Bayswater
- Full name: Bayswater Football Club
- Nickname: The Waters
- Founded: 1895
- League: Eastern Football League
- Home ground: Bayswater Oval

Strip
- Green with Yellow V

= Bayswater Football Club =

Australian rules football club in Victoria, Australia

The Bayswater Football Club is an Australian rules football club located in Bayswater, Victoria. They play in Division 1 of the Eastern Football League.

==History==
The club was founded in 1895. Their first known match was played on 8 June that year against Rosedale, who came from Box Hill. Bayswater lost 5 goals 6 behinds to 2 goals 2 behinds, the goal kickers being A. Moore and Ingwerson.

It wasn't until 1902 that a proper club was formed — "A football club has been started in Bayswater with the following office-bearers :— President, ex-Cr Cottingham; vice-president, Mr E. Kleinert; captain, V. Saligari; treasurer, R. Williams; secretary, R. Tyner."

In 1903 they joined their first competition, the Box Hill Reporter Football Association, but, after only winning 2 matches they dropped out again.

Bayswater did not join any competitions, and appeared to have lapsed between 1904 and 1912. The club re-appeared in 1913 and then played various opponents until 1915, although they were just challenge matches and not part of any competition. In 1916 30 members of the club were on active service and Bayswater went into recess during WW1.
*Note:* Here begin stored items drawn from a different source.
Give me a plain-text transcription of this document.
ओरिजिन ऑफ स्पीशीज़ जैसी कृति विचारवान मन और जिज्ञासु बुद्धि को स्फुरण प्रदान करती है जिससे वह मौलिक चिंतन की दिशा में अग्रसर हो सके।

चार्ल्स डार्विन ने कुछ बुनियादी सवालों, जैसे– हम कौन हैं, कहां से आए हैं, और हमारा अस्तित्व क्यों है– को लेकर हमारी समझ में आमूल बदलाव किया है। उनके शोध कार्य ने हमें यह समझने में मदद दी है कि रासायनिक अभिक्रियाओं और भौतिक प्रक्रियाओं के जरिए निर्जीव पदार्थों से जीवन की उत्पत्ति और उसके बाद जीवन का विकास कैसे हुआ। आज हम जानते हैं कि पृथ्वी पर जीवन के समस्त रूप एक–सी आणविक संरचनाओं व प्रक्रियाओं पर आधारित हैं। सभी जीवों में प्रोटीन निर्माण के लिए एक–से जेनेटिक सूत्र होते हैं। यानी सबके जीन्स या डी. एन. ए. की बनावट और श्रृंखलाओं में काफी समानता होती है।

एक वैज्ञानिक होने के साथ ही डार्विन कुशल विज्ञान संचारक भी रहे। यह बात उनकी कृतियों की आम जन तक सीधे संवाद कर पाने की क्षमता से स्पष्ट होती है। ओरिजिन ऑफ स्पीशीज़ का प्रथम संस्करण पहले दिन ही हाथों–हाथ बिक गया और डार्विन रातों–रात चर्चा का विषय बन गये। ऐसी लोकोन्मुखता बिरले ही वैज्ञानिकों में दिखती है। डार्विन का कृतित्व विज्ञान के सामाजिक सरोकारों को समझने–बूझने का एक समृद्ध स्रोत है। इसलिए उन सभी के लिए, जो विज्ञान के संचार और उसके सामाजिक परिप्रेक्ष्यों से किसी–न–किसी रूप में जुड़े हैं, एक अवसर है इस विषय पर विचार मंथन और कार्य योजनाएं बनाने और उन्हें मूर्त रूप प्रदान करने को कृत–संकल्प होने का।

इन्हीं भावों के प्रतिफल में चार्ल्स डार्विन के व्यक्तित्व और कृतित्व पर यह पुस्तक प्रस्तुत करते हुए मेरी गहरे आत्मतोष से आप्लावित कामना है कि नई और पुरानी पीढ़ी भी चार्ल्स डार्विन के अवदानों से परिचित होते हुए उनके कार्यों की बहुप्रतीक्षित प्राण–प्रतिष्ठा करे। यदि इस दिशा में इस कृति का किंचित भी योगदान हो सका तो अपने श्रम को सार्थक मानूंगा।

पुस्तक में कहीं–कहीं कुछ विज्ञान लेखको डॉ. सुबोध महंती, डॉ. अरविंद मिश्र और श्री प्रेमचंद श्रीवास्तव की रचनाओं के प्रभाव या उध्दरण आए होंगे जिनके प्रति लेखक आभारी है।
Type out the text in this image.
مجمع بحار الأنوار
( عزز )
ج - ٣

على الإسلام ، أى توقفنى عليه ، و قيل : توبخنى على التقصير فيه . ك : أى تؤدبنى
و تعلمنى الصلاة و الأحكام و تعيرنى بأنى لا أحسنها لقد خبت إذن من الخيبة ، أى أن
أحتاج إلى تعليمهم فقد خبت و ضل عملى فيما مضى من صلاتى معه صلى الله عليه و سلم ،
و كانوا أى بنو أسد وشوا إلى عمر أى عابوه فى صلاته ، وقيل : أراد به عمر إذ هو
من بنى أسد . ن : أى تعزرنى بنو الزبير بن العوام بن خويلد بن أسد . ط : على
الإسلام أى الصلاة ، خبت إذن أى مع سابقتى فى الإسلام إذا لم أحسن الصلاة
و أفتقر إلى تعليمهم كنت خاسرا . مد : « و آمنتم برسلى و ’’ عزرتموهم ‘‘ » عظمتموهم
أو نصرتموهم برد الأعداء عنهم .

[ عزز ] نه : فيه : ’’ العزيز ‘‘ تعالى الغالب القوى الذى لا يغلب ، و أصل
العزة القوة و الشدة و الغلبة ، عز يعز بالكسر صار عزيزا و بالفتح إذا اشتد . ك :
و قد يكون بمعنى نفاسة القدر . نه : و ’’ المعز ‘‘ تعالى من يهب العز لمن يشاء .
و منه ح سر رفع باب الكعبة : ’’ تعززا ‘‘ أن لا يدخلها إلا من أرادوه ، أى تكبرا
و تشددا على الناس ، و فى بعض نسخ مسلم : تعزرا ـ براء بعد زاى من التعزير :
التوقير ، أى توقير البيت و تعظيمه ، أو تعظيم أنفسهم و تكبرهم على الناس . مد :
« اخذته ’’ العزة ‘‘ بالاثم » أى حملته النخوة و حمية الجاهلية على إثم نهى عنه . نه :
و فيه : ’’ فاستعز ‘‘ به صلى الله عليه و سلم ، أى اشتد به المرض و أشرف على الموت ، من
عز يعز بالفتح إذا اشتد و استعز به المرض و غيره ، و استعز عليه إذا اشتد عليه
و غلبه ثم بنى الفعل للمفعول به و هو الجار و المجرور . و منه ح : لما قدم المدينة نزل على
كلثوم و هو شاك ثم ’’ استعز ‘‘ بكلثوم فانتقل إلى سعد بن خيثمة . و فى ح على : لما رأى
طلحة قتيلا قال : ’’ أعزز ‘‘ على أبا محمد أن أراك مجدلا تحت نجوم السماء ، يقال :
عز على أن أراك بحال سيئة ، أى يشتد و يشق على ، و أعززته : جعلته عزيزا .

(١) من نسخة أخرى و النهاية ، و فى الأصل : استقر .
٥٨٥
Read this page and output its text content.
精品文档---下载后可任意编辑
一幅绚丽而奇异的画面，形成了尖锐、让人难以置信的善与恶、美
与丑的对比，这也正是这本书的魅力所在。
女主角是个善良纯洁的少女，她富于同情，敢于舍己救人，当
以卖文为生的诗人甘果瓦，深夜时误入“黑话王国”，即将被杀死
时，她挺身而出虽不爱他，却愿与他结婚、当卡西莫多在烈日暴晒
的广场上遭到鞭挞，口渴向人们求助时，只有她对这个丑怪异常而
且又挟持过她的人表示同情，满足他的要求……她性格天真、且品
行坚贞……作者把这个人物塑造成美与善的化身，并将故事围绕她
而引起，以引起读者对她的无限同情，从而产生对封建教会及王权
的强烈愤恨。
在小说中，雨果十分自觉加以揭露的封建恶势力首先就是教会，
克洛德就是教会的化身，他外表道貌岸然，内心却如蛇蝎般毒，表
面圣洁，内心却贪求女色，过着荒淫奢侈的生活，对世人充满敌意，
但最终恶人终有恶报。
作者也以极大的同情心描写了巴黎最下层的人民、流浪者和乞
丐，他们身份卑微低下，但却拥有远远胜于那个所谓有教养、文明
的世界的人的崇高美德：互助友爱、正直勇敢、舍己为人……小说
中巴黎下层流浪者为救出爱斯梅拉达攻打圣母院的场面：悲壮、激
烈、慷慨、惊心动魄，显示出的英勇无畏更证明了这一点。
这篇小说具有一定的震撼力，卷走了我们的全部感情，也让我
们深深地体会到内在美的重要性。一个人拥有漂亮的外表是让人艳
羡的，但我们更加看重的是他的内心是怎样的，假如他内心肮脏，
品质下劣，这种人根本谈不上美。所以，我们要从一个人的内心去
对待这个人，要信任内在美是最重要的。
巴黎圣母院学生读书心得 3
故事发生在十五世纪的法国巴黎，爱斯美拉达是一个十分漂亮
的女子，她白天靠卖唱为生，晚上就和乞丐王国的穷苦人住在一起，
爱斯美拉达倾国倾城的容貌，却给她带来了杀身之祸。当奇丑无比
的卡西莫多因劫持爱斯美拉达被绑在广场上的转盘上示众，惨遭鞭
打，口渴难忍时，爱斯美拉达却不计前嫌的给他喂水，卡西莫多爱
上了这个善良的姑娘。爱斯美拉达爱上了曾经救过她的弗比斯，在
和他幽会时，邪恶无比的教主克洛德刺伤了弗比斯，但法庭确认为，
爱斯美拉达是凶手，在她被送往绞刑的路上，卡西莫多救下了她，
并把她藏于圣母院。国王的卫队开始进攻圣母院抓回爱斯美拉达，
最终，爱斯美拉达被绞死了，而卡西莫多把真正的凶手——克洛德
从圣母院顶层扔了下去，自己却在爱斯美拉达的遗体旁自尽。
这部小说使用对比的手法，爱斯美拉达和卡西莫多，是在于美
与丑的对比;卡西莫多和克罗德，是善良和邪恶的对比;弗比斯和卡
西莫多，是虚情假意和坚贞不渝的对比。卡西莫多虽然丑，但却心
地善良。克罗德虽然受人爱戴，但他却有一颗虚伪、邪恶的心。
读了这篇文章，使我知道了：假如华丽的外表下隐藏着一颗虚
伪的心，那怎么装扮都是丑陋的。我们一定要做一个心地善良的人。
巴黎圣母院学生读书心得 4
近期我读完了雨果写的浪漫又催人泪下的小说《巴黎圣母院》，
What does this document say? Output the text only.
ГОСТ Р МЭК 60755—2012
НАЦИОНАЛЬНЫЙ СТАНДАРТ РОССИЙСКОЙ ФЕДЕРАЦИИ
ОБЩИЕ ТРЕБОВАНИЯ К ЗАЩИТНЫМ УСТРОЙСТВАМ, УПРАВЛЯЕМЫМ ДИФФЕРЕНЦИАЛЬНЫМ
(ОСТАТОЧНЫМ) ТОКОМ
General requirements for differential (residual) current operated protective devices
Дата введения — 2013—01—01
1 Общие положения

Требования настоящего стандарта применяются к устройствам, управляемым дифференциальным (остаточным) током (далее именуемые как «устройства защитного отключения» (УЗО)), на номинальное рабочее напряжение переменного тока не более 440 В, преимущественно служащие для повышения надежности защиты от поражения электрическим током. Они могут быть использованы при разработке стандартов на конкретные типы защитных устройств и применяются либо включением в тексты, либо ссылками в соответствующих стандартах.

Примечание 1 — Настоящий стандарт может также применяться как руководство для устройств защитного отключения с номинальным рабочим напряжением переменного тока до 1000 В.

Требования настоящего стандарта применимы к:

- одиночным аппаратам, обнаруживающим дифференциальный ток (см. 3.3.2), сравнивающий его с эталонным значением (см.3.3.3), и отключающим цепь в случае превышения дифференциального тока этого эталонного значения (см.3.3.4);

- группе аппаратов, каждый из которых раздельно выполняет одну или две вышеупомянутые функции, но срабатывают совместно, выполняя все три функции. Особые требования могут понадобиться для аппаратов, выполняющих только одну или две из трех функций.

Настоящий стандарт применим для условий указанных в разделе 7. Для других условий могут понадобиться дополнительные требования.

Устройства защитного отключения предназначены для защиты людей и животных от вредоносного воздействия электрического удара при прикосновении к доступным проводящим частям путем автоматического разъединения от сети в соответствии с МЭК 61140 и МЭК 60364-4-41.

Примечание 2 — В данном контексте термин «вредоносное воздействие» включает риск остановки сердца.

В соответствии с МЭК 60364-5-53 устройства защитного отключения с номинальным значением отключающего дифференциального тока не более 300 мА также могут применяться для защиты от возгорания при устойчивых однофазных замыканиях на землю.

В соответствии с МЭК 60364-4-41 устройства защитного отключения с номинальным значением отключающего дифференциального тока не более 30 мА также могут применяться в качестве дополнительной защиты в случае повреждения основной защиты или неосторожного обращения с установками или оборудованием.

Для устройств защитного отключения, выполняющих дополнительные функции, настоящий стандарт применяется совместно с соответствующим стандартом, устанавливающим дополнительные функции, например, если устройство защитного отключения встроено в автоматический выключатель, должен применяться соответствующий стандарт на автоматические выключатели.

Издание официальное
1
Bayswater reformed in 1919 after the war and joined the Mountain District Football Association, playing against Monbulk, Emerald, Ferny Creek and Belgrave, where they finished third. Their captain and star player was Fred Finch, who later joined Hawthorn in the VFA in 1922 and was in Hawthorn's first ever VFL team in 1925. Finch also captained a Victorian team against Ballarat in 1926.

In 1920 and 1921 Bayswater was again unaffiliated and played social matches. From 1922 until 1925 the club again lapsed.

It wasn't until 1926 that the club re-emerged, joining the Scoresby District Football Association and finished fifth. In 1927 the club became Bayswater-Boronia. This was the first appearance of the Boronia club, as part of a merged entity. Bayswater-Boronia won the 1927 Scoresby FA premiership, defeating East Burwood 8.13.61 to 6.7.43. The club finished third in 1928 and was runners-up in 1929.

In 1930 Boronia broke away from the merger and remained in the Scoresby FA when Bayswater joined the Ringwood District Football Association and played in that competition until it disbanded for WW2.

Bayswater joined the newly formed Croydon Mail Football League in 1945 after the war and won the first premiership there, defeating Croydon by 28 points in the Grand Final that year.

The Croydon Mail League became the Croydon-Ferntree Gully FL and Bayswater remained in that competition.
They were a founding member of the Eastern District Football League in 1962.